Long non-coding RNAs (lncRNAs) are rapidly emerging as important regulators of a diverse array of cellular functions. Here, we describe a meta-analysis of two independent RNA-seq studies to identify lncRNAs that are differentially expressed upon HIV-1 infection. Only three lncRNA genes exhibited altered expression of ≥ 2-fold in HIV-1-infected cells. Of these, the uncharacterized lncRNA LINC00173 was chosen for further study. Both transcript variants of LINC00173 (lnc173 TSV1 and 2) could be detected by qPCR, localized predominantly to the nucleus and were reproducibly up-regulated during infection. Knock-out of the LINC00173 locus did not have detectable effects on HIV-1 replication. Interestingly, however, stimulation of Jurkat T cells with PMA/ionomycin resulted in a decrease of lnc173 expression, and Jurkat cells deficient for lnc173 on average expressed higher levels of specific cytokines than control cells. These data suggest that lnc173 may have a role in the regulation of cytokines in T cells.

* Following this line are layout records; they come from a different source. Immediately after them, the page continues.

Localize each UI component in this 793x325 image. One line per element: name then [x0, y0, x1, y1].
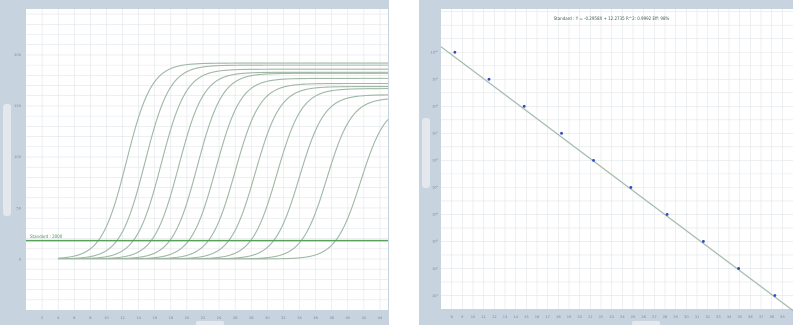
x-tick-label: 15: [524, 315, 529, 319]
data-point: [629, 185, 633, 189]
y-tick-label: 10⁷: [432, 132, 439, 136]
y-tick-label: 0: [19, 257, 22, 261]
x-tick-label: 2: [41, 316, 43, 320]
x-tick-label: 25: [631, 315, 636, 319]
x-tick-label: 13: [503, 315, 508, 319]
x-axis-label-tab: [196, 321, 224, 325]
data-point: [487, 77, 491, 81]
y-axis-label-tab: [422, 118, 430, 188]
x-tick-label: 14: [513, 315, 518, 319]
y-tick-label: 150: [14, 104, 22, 108]
amplification-curve: [58, 62, 388, 259]
x-tick-label: 8: [451, 315, 454, 319]
data-point: [702, 240, 705, 243]
y-tick-label: 200: [14, 53, 22, 57]
x-tick-label: 19: [567, 315, 572, 319]
x-tick-label: 12: [492, 315, 497, 319]
x-tick-label: 33: [716, 315, 721, 319]
amplification-curve: [58, 64, 388, 260]
y-tick-label: 10³: [432, 240, 439, 244]
amplification-curve: [58, 71, 388, 260]
x-tick-label: 34: [297, 316, 302, 320]
x-tick-label: 30: [684, 315, 689, 319]
x-tick-label: 36: [748, 315, 753, 319]
regression-line: [440, 46, 793, 312]
x-tick-label: 38: [329, 316, 334, 320]
x-tick-label: 22: [201, 316, 206, 320]
x-tick-label: 38: [769, 315, 774, 319]
x-tick-label: 11: [481, 315, 486, 319]
x-tick-label: 16: [535, 315, 540, 319]
y-tick-label: 10¹⁰: [431, 51, 439, 55]
x-tick-label: 36: [313, 316, 318, 320]
x-tick-label: 29: [673, 315, 678, 319]
regression-equation: Standard : Y = -0.2958X + 12.2735 R^2: 0…: [554, 16, 670, 21]
data-point: [773, 294, 777, 297]
amplification-curve: [58, 119, 389, 260]
x-tick-label: 44: [378, 316, 383, 320]
amplification-chart: 2 4 6 8 10 12 14 16 18 20 22 24 26 28 30 32 34 36 38 40 42 44…: [14, 9, 389, 320]
y-axis-label-tab: [3, 104, 11, 216]
amplification-curve: [58, 68, 388, 260]
x-tick-label: 35: [737, 315, 742, 319]
data-point: [665, 213, 669, 216]
plot-area: [441, 9, 793, 309]
y-tick-label: 10⁸: [432, 105, 439, 109]
x-tick-label: 16: [152, 316, 157, 320]
x-tick-label: 20: [185, 316, 190, 320]
x-tick-label: 8: [89, 316, 92, 320]
x-tick-label: 22: [599, 315, 604, 319]
x-tick-label: 9: [461, 315, 464, 319]
x-tick-label: 26: [233, 316, 238, 320]
x-tick-label: 28: [663, 315, 668, 319]
x-tick-label: 10: [104, 316, 109, 320]
x-tick-label: 12: [120, 316, 125, 320]
x-tick-label: 18: [556, 315, 561, 319]
y-tick-label: 10¹: [432, 294, 439, 298]
x-tick-label: 20: [577, 315, 582, 319]
x-tick-label: 31: [695, 315, 700, 319]
threshold-label: Standard : 2000: [30, 234, 63, 239]
x-tick-label: 10: [471, 315, 476, 319]
y-tick-label: 10⁹: [432, 78, 439, 82]
x-tick-label: 21: [588, 315, 593, 319]
x-tick-label: 6: [73, 316, 76, 320]
x-tick-label: 17: [545, 315, 550, 319]
x-tick-label: 39: [780, 315, 785, 319]
amplification-chart-panel: 2 4 6 8 10 12 14 16 18 20 22 24 26 28 30 32 34 36 38 40 42 44…: [0, 0, 389, 325]
plot-area: [26, 9, 388, 310]
x-tick-label: 23: [609, 315, 614, 319]
data-point: [453, 50, 457, 54]
data-point: [522, 104, 526, 108]
x-tick-label: 26: [641, 315, 646, 319]
x-axis-label-tab: [632, 321, 660, 325]
y-tick-label: 10⁵: [432, 186, 439, 190]
y-tick-label: 10⁶: [432, 159, 439, 163]
y-tick-label: 50: [16, 206, 21, 210]
x-tick-label: 14: [136, 316, 141, 320]
x-tick-label: 32: [705, 315, 710, 319]
x-tick-label: 37: [759, 315, 764, 319]
data-point: [592, 158, 595, 162]
x-tick-label: 28: [249, 316, 254, 320]
data-point: [737, 267, 740, 270]
x-tick-label: 30: [265, 316, 270, 320]
standard-curve-panel: 8 9 10 11 12 13 14 15 16 17 18 19 20 21 22 23 24 25 26 27 28…: [419, 0, 793, 325]
x-tick-label: 40: [345, 316, 350, 320]
x-tick-label: 18: [169, 316, 174, 320]
x-tick-label: 42: [362, 316, 367, 320]
x-tick-label: 4: [57, 316, 60, 320]
standard-curve-chart: 8 9 10 11 12 13 14 15 16 17 18 19 20 21 22 23 24 25 26 27 28…: [431, 9, 793, 319]
y-tick-label: 10²: [432, 267, 439, 271]
x-tick-label: 27: [652, 315, 657, 319]
x-tick-label: 24: [620, 315, 625, 319]
y-tick-label: 100: [14, 155, 22, 159]
x-tick-label: 34: [727, 315, 732, 319]
x-tick-label: 32: [281, 316, 286, 320]
data-point: [560, 131, 563, 135]
x-tick-label: 24: [217, 316, 222, 320]
y-tick-label: 10⁴: [432, 213, 439, 217]
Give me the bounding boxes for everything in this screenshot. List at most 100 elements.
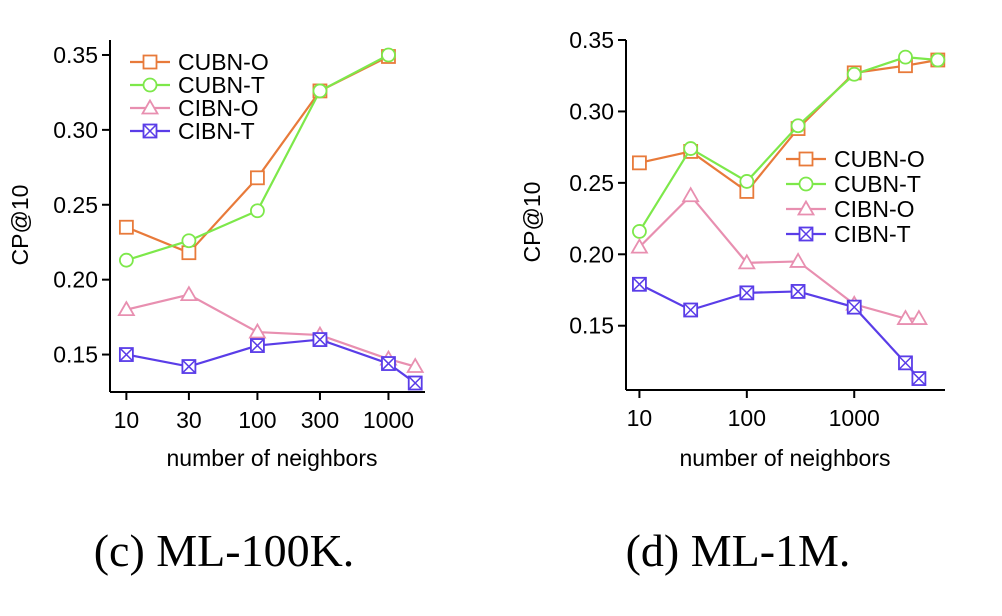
marker-x-stroke [683,302,698,318]
marker-triangle [896,309,915,325]
legend-entry: CUBN-T [786,171,921,197]
x-tick-label: 30 [176,407,202,433]
y-tick-label: 0.25 [569,170,614,196]
marker-x-stroke [791,284,806,299]
y-tick-label: 0.30 [569,98,614,124]
marker-boxed-x [790,284,806,299]
y-axis-label: CP@10 [7,185,33,266]
marker-x-stroke [911,371,926,386]
legend-entry: CIBN-T [130,118,255,144]
legend-label: CIBN-T [834,221,911,247]
marker-x-stroke [408,375,423,391]
legend-entry: CUBN-T [130,72,265,98]
y-tick-label: 0.15 [53,342,98,368]
y-tick-label: 0.20 [53,267,98,293]
marker-triangle [117,300,136,317]
plot-area: 0.15 0.20 0.25 0.30 0.35 10 100 1000 CUBN-OCUBN-… [569,27,946,431]
marker-circle [683,141,699,156]
legend-label: CUBN-T [834,171,921,197]
x-tick-label: 100 [238,407,276,433]
marker-boxed-x [118,347,134,362]
marker-square [632,155,647,171]
panel-ml-100k: 0.15 0.20 0.25 0.30 0.35 10 30 100 300 1000 CUBN-O… [7,40,425,576]
marker-x-stroke [181,359,196,374]
panel-caption: (d) ML-1M. [626,525,851,576]
legend-label: CIBN-O [834,196,915,222]
marker-circle [250,203,265,219]
x-tick-label: 10 [114,407,140,433]
marker-triangle [737,253,756,270]
marker-x-stroke [119,347,134,362]
marker-boxed-x [739,285,755,301]
marker-triangle [406,357,425,373]
marker-boxed-x [250,338,265,353]
marker-x-stroke [798,226,814,242]
marker-circle [739,174,755,189]
legend-label: CIBN-T [178,118,255,144]
marker-boxed-x [142,123,158,139]
marker-circle [930,52,946,68]
plot-area: 0.15 0.20 0.25 0.30 0.35 10 30 100 300 1000 CUBN-O… [53,40,425,433]
marker-boxed-x [632,276,647,292]
marker-triangle [630,237,649,254]
marker-circle [790,118,806,134]
marker-x-stroke [381,356,396,371]
marker-x-stroke [632,277,647,292]
series-cubn-t [632,49,946,239]
legend-label: CIBN-O [178,95,259,121]
series-line [126,338,416,384]
x-tick-label: 300 [301,407,339,433]
legend-entry: CIBN-O [786,196,915,222]
marker-boxed-x [312,332,328,347]
y-tick-label: 0.35 [53,42,98,68]
x-axis-label: number of neighbors [167,445,378,471]
x-tick-label: 100 [728,405,766,431]
y-tick-label: 0.30 [53,117,98,143]
marker-boxed-x [181,359,197,374]
marker-square [181,245,197,261]
marker-square [798,151,814,167]
y-axis-label: CP@10 [519,182,545,263]
marker-boxed-x [911,371,927,386]
marker-triangle [796,199,816,216]
x-axis-label: number of neighbors [680,445,891,471]
legend-label: CUBN-O [178,49,269,75]
marker-circle [846,66,862,82]
series-cibn-t [632,276,927,386]
panel-caption: (c) ML-100K. [94,525,355,576]
marker-x-stroke [250,338,265,353]
y-tick-label: 0.15 [569,313,614,339]
marker-circle [181,233,197,249]
marker-triangle [909,309,928,325]
series-line [638,283,920,380]
series-cibn-t [118,332,423,391]
legend-entry: CIBN-T [786,221,911,247]
marker-triangle [248,322,267,339]
marker-triangle [681,186,700,203]
marker-boxed-x [798,226,814,242]
marker-square [250,170,265,186]
legend-label: CUBN-T [178,72,265,98]
marker-square [142,54,158,70]
marker-boxed-x [407,375,423,391]
series-cubn-t [118,47,396,268]
x-tick-label: 10 [627,405,653,431]
marker-x-stroke [312,332,327,347]
legend-entry: CIBN-O [130,95,259,121]
marker-circle [898,49,913,65]
marker-circle [381,47,396,63]
marker-circle [312,83,328,99]
marker-triangle [140,98,160,115]
marker-boxed-x [683,302,699,318]
marker-circle [632,224,647,239]
marker-x-stroke [847,300,862,315]
marker-circle [142,77,158,93]
marker-triangle [789,252,808,268]
series-line [126,293,416,368]
legend-entry: CUBN-O [130,49,269,75]
marker-square [118,219,134,235]
panel-ml-1m: 0.15 0.20 0.25 0.30 0.35 10 100 1000 CUBN-OCUBN-… [519,27,946,576]
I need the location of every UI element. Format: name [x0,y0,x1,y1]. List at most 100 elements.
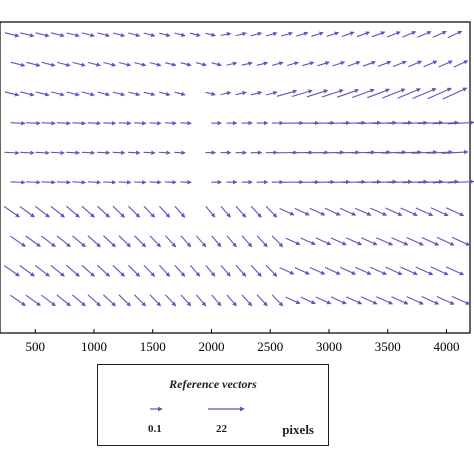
vector-arrow [306,89,329,98]
vector-arrow [56,121,71,126]
vector-arrow [174,32,186,37]
vector-arrow [226,61,238,66]
vector-arrow [211,235,222,248]
vector-arrow [143,91,156,97]
vector-arrow [324,207,341,216]
vector-arrow [26,121,41,126]
vector-arrow [330,296,347,305]
vector-arrow [387,120,413,125]
vector-arrow [195,62,207,67]
vector-arrow [25,235,41,247]
vector-arrow [50,205,65,218]
vector-arrow [311,31,324,37]
vector-arrow [385,207,403,216]
vector-arrow [164,120,177,126]
vector-arrow [447,179,474,184]
vector-arrow [309,266,326,275]
vector-arrow [4,150,20,156]
vector-arrow [315,237,332,246]
vector-arrow [34,205,50,218]
vector-arrow [377,60,392,67]
plot-area [0,21,471,334]
vector-arrow [256,235,268,248]
vector-arrow [271,294,284,307]
vector-arrow [149,294,162,307]
vector-arrow [97,32,111,38]
vector-arrow [430,207,449,217]
vector-arrow [336,88,360,98]
vector-arrow [103,61,117,67]
vector-arrow [3,206,20,218]
vector-arrow [309,207,326,216]
vector-arrow [35,91,50,97]
vector-arrow [451,236,471,246]
vector-arrow [235,31,247,37]
vector-arrow [360,296,378,305]
vector-arrow [103,121,117,126]
vector-arrow [3,265,20,277]
vector-arrow [9,235,26,247]
vector-arrow [72,180,87,185]
vector-arrow [26,180,41,185]
vector-arrow [421,295,440,305]
vector-arrow [26,61,41,67]
vector-arrow [40,294,56,307]
vector-arrow [445,207,465,217]
vector-arrow [81,150,96,155]
vector-arrow [426,149,454,155]
vector-arrow [300,237,316,246]
x-tick-label-2000: 2000 [199,339,225,354]
vector-arrow [432,120,460,125]
vector-arrow [34,264,50,277]
vector-arrow [406,296,424,305]
vector-arrow [205,91,216,96]
vector-arrow [195,235,207,248]
vector-arrow [250,205,262,218]
vector-arrow [40,235,56,248]
vector-arrow [436,295,455,305]
vector-arrow [235,205,247,218]
vector-arrow [143,205,156,218]
vector-arrow [50,150,65,156]
vector-arrow [220,205,231,218]
vector-arrow [438,60,453,68]
vector-arrow [265,31,278,37]
vector-field [3,30,474,307]
vector-arrow [372,179,397,185]
legend-value-large: 22 [216,423,227,435]
vector-arrow [397,88,421,99]
vector-arrow [72,294,86,307]
vector-arrow [103,235,116,248]
vector-arrow [300,296,316,305]
x-tick-label-4000: 4000 [434,339,460,354]
vector-arrow [112,264,125,277]
vector-arrow [402,179,428,184]
vector-arrow [291,89,313,98]
vector-arrow [442,87,468,100]
vector-arrow [180,120,192,126]
vector-arrow [97,150,111,155]
vector-arrow [371,31,386,38]
vector-arrow [279,207,295,216]
vector-arrow [81,205,95,218]
vector-arrow [370,207,388,216]
vector-arrow [211,62,222,67]
vector-arrow [241,235,253,248]
vector-arrow [10,121,26,126]
vector-arrow [56,61,71,67]
vector-arrow [400,266,418,276]
vector-arrow [103,180,117,185]
vector-arrow [149,121,162,126]
vector-arrow [220,265,231,277]
vector-arrow [128,264,141,277]
vector-arrow [128,150,141,155]
vector-arrow [436,236,455,246]
vector-arrow [134,294,147,307]
vector-arrow [367,88,391,99]
vector-arrow [205,265,216,277]
vector-arrow [20,150,35,156]
vector-arrow [149,62,162,67]
vector-arrow [118,235,131,248]
vector-arrow [35,32,50,38]
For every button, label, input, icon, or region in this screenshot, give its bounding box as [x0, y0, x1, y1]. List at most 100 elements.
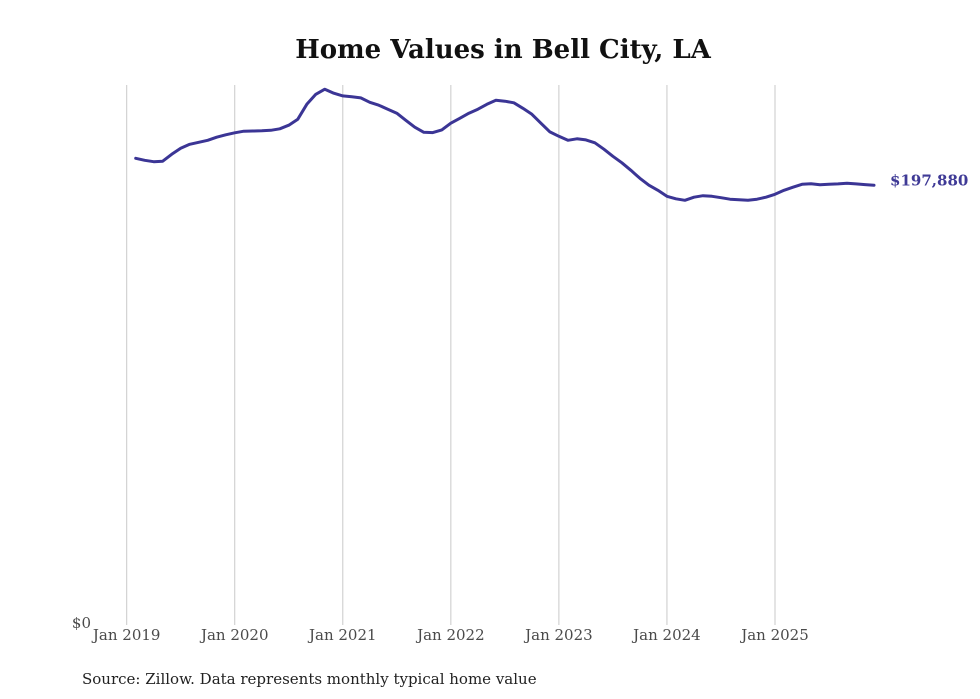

长的非编码RNA（IncRNA）迅速成为各种细胞功能的重要调节剂。在这里，我们描述了两项独立的RNA-seq研究的荟萃分析，以鉴定在HIV-1感染后差异表达的lncRNA。在HIV-1感染的细胞中，只有3个lncRNA基因表现出≥2倍的表达变化。其中，未鉴定的lncRNA LINC00173被选择用于进一步研究。可以通过qPCR检测到LINC00173的两个转录物变体（lnc173 TSV1和2），主要位于细胞核，并且在感染过程中可复制地上调。敲除LINC00173场所对HIV-1复制没有可检测的影响。然而，有趣的是，用PMA /离子霉素刺激Jurkat T细胞导致lnc173表达降低，并且缺失lnc173的Jurkat细胞平均表达比对照细胞更高的特异性细胞因子。这些数据表明lnc173可能在T细胞中细胞因子的调节中起作用。